Saturday, March 20, 2010

23.
Author: Kelley Armstrong
Title: The Summoning
Publication: HarperCollins, 2009. Paperback.
Pages: 416 pages
Genre: YA
Acquisition: Purchased March 18, 2010
Date Completed: March 19, 2010
Rating: 4 stars out of 5

The Summoning by Kelley Armstrong is the first in her "Darkest Powers" series for young adults. The book introduces the character of Chloe, and how the young girl finds out she's not who she thought she was. Armstrong sets the series in the same world she created in her "Women of the Otherworld" series, and I appreciated the linear transition. Armstrong doesn't "write down" to her audience, and she masterfully explores the implications of being a young supernatural in the world she has already established. Recommended for teens and adults who enjoy supernatural fiction.

Thursday, March 18, 2010

22.
Author: Marie Phillips
Title: Gods Behaving Badly
Publication: Kindle Edition.
Pages: 304 pages
Genre: Mystery
Acquisition: Purchased March 14, 2010, recommended by calm
Date Completed: March 17, 2010
Rating: 4 stars out of 5

Gods Behaving Badly is a delightful and lighthearted mock-epic that places the once-powerful Greek gods in a crumbling house in London. While the treatment of the gods isn't original (think Pratchett's take on gods and belief systems), Phillips did surprise me with a development or two, and I was entertained from beginning to end.
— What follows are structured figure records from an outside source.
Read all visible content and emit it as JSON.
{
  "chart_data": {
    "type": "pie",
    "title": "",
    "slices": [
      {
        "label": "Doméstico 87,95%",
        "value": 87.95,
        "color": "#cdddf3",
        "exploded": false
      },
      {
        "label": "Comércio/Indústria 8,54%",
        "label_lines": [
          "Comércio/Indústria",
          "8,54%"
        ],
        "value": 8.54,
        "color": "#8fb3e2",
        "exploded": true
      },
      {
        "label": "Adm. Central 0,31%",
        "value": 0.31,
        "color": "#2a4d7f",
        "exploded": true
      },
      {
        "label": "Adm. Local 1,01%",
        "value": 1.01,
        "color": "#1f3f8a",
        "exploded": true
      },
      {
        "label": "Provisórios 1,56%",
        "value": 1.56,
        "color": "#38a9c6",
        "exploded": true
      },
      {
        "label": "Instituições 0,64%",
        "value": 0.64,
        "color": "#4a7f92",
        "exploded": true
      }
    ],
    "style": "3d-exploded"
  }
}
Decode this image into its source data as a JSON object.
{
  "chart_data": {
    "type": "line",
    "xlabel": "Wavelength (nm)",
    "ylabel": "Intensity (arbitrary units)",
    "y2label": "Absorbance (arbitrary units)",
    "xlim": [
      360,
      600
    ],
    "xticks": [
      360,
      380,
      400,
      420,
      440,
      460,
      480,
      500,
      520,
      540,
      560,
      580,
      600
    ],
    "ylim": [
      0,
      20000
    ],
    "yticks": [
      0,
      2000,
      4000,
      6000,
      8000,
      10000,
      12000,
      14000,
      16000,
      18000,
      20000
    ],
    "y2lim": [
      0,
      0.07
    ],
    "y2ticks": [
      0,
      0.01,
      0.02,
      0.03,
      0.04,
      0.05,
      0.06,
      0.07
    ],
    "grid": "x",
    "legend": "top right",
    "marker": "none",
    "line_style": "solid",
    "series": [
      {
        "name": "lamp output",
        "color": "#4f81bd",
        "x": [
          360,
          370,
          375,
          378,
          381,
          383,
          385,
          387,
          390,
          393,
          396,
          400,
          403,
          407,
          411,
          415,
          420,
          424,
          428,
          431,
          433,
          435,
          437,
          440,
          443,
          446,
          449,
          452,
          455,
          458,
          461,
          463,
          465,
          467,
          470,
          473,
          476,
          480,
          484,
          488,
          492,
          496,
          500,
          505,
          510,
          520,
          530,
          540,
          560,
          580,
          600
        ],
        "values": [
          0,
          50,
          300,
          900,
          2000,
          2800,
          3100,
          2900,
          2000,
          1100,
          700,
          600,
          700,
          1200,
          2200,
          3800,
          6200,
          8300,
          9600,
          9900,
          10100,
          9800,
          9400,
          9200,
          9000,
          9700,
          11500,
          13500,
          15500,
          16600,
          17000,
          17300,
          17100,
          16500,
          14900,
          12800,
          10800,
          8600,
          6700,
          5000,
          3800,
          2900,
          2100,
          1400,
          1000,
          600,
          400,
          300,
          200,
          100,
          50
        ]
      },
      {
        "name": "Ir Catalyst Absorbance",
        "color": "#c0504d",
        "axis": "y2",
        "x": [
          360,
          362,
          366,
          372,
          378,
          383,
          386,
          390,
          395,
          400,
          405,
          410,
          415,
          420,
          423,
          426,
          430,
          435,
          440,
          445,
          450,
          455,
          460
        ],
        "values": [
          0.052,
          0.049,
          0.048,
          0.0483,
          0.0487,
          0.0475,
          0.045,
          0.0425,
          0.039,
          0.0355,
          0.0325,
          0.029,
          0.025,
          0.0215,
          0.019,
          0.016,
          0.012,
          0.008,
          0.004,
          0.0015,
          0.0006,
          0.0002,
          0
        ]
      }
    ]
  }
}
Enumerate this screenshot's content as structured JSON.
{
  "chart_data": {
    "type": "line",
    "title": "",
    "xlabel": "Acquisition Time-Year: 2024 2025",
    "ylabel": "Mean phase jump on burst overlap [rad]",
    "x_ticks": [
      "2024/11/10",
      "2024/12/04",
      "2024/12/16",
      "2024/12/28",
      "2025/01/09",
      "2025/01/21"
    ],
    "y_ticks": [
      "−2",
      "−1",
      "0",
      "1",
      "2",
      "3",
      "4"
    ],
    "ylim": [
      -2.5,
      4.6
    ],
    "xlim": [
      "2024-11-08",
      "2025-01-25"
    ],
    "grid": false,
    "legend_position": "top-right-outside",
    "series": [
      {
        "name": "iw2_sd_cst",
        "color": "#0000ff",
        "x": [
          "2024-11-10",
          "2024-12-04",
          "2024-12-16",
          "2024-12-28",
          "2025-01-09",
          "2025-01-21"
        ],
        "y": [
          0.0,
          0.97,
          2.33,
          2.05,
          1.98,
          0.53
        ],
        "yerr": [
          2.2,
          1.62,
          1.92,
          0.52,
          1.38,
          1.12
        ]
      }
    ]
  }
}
A perfectly fun light read for a lazy day.

Friday, March 12, 2010

20.
Author: Ken Kesey
Title: One Flew Over the Cuckoo's Nest
Publication: Penguin Classics, 2007.
Pages: 320 pages
Genre: Fiction
Acquisition: Work Text
Date Completed: March 7, 2010
Rating: 5 stars out of 5

21.
Author: Joanne Fluke
Title: Chocolate Chip Cookie Murder
Publication: Kensington, 2008. Kindle Edition.
Pages: 304 pages
Genre: Mystery
Acquisition: Purchased February 21, 2010
Date Completed: March 11, 2010
Rating: 3 stars out of 5

Chocolate Chip Cookie Murder is the first in a sweet-themed cozy mystery series, with a heavy emphasis on the cozy. Fluke seems to spend more time developing her gimmick than focusing on the murder-mystery aspect of the genre. But that emphasis includes plenty of recipes, so I wasn't too disappointed. Hannah Swenson is a clunky but sweet protagonist with a firm belief that chocolate can cure all. I have a feeling that this series could improve with time, so I'm fairly likely to pick up the second book at some point in the future.

I actually made Fluke's "Chocolate Covered Cherry Delights" on the tenth, and they were quite a treat!